Rezension

Édouard Louis Hommage an seine Mutter

Die Freiheit einer Frau -

Die Freiheit einer Frau
von Edouard Louis

Bewertet mit 5 Sternen

Édouard Louis Mutter bricht mit sechzehn die Schule ab, weil sie schwanger ist und hat mit neunzehn zwei Kinder. Édouard stolpert über ein Foto, das sie als junge Frau zeigt. Sie wirkt auf ihn gelöst und voller Energie, direkt leidenschaftlich. Ganz anders als er selbst sie kennt. Sie erschien ihm von Kindheit an verbraucht und resigniert. Wie hätte es auch anders sein sollen, bei seinem Vater. Wie oft er sie runtergemacht hat. Der viele Alkohol, das Geschrei. Wie oft sie nichts zu essen hatten, weil Zigaretten und Bier wichtiger waren. 

Als er zur Schule ging war sie ihm peinlich gewesen, wie sie ihm hinterhergeschlichen war weil er sein Pausenbrot vergessen hatte. Er wollte nicht, dass seine Mitschüler sie sahen, es war eh schon alles sehr schlimm. Édouard setzte alles daran, zu verhindern, dass seine Mutter ihn wahrnahm wie er war, als Schwulen. Das ganze Dorf zerriss sich über seine Eigenarten das Maul aber seine Mutter sollte nicht wissen, wer er wirklich war.

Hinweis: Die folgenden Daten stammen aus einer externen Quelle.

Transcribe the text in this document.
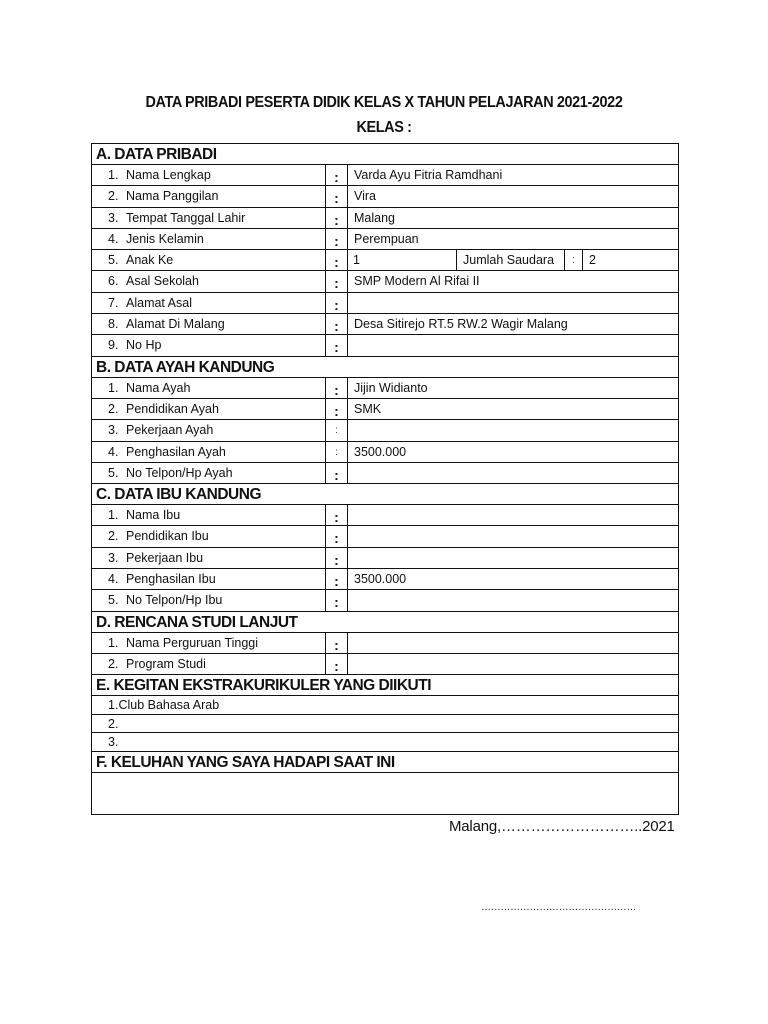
DATA PRIBADI PESERTA DIDIK KELAS X TAHUN PELAJARAN 2021-2022
KELAS :
A. DATA PRIBADI
1. Nama Lengkap	:	Varda Ayu Fitria Ramdhani
2. Nama Panggilan	:	Vira
3. Tempat Tanggal Lahir	:	Malang
4. Jenis Kelamin	:	Perempuan
5. Anak Ke	:	1	Jumlah Saudara	:	2
6. Asal Sekolah	:	SMP Modern Al Rifai II
7. Alamat Asal	:
8. Alamat Di Malang	:	Desa Sitirejo RT.5 RW.2 Wagir Malang
9. No Hp	:
B. DATA AYAH KANDUNG
1. Nama Ayah	:	Jijin Widianto
2. Pendidikan Ayah	:	SMK
3. Pekerjaan Ayah	:
4. Penghasilan Ayah	:	3500.000
5. No Telpon/Hp Ayah	:
C. DATA IBU KANDUNG
1. Nama Ibu	:
2. Pendidikan Ibu	:
3. Pekerjaan Ibu	:
4. Penghasilan Ibu	:	3500.000
5. No Telpon/Hp Ibu	:
D. RENCANA STUDI LANJUT
1. Nama Perguruan Tinggi	:
2. Program Studi	:
E. KEGITAN EKSTRAKURIKULER YANG DIIKUTI
1.Club Bahasa Arab
2.
3.
F. KELUHAN YANG SAYA HADAPI SAAT INI
Malang,………………………..2021
…………………………………………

Und dann eines Tages, als Édouard längst das Dorf verlassen hatte, rief sie ihn an. Schon am Telefon merkte er, dass sich etwas verändert hatte. Wie lebhaft sie mit ihm sprach und um ein Treffen bat. Und natürlich wollte er sie wiedersehen. 

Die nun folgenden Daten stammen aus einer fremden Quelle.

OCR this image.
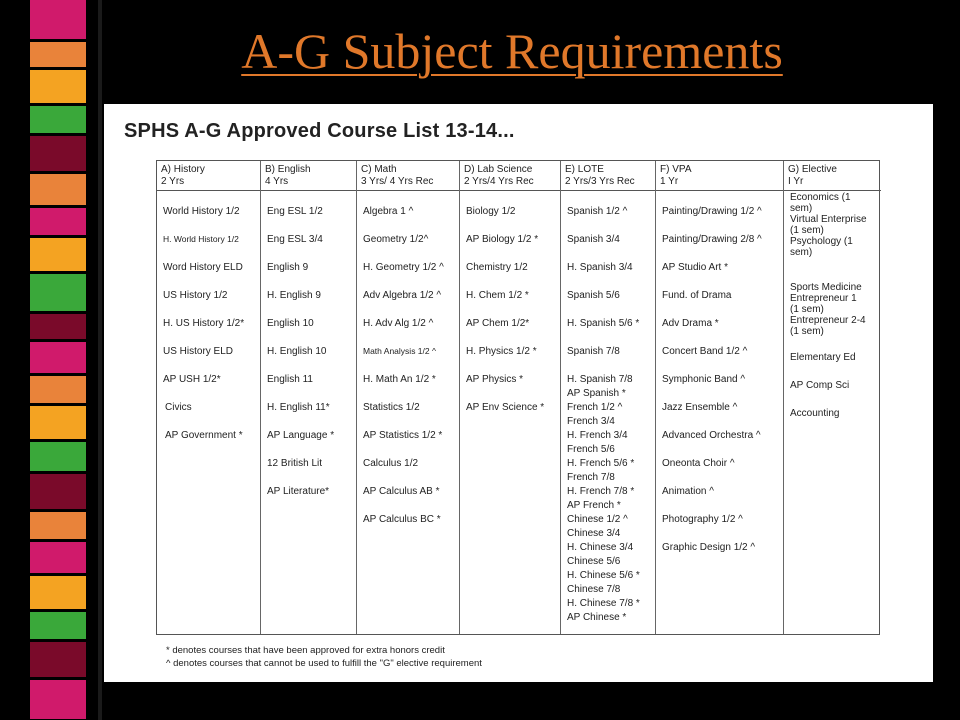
A-G Subject Requirements
SPHS A-G Approved Course List 13-14...
A) History
2 Yrs
World History 1/2
H. World History 1/2
Word History ELD
US History 1/2
H. US History 1/2*
US History ELD
AP USH 1/2*
Civics
AP Government *
B) English
4 Yrs
Eng ESL 1/2
Eng ESL 3/4
English 9
H. English 9
English 10
H. English 10
English 11
H. English 11*
AP Language *
12 British Lit
AP Literature*
C) Math
3 Yrs/ 4 Yrs Rec
Algebra 1 ^
Geometry 1/2^
H. Geometry 1/2 ^
Adv Algebra 1/2 ^
H. Adv Alg 1/2 ^
Math Analysis 1/2 ^
H. Math An 1/2 *
Statistics 1/2
AP Statistics 1/2 *
Calculus 1/2
AP Calculus AB *
AP Calculus BC *
D) Lab Science
2 Yrs/4 Yrs Rec
Biology 1/2
AP Biology 1/2 *
Chemistry 1/2
H. Chem 1/2 *
AP Chem 1/2*
H. Physics 1/2 *
AP Physics *
AP Env Science *
E) LOTE
2 Yrs/3 Yrs Rec
Spanish 1/2 ^
Spanish 3/4
H. Spanish 3/4
Spanish 5/6
H. Spanish 5/6 *
Spanish 7/8
H. Spanish 7/8
AP Spanish *
French 1/2 ^
French 3/4
H. French 3/4
French 5/6
H. French 5/6 *
French 7/8
H. French 7/8 *
AP French *
Chinese 1/2 ^
Chinese 3/4
H. Chinese 3/4
Chinese 5/6
H. Chinese 5/6 *
Chinese 7/8
H. Chinese 7/8 *
AP Chinese *
F) VPA
1 Yr
Painting/Drawing 1/2 ^
Painting/Drawing 2/8 ^
AP Studio Art *
Fund. of Drama
Adv Drama *
Concert Band 1/2 ^
Symphonic Band ^
Jazz Ensemble ^
Advanced Orchestra ^
Oneonta Choir ^
Animation ^
Photography 1/2 ^
Graphic Design 1/2 ^
G) Elective
I Yr
Economics (1
sem)
Virtual Enterprise
(1 sem)
Psychology (1
sem)
Sports Medicine
Entrepreneur 1
(1 sem)
Entrepreneur 2-4
(1 sem)
Elementary Ed
AP Comp Sci
Accounting
* denotes courses that have been approved for extra honors credit
^ denotes courses that cannot be used to fulfill the "G" elective requirement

Fazit: Édouard Louis erzählt die Geschichte seiner Mutter mit tiefem Verständnis für ihre damalige Situation. Er fühlt sich schuldig, als Teil, einer von Männern dominierten Welt, die sie eingeengt und gebrochen haben. Und obwohl der Roman von einem zutiefst verpfuschten Leben spricht, weckt er auch Hoffnung. Denn seine Mutter schafft den Absprung. Fängt an ihr eigenes Leben fast so zu meistern, wie sie sich das eigentlich einmal vorgestellt hatte. Eine Hommage an eine misshandelte, gedemütigte Frau, die trotzdem auf die eigenen Füße kommt.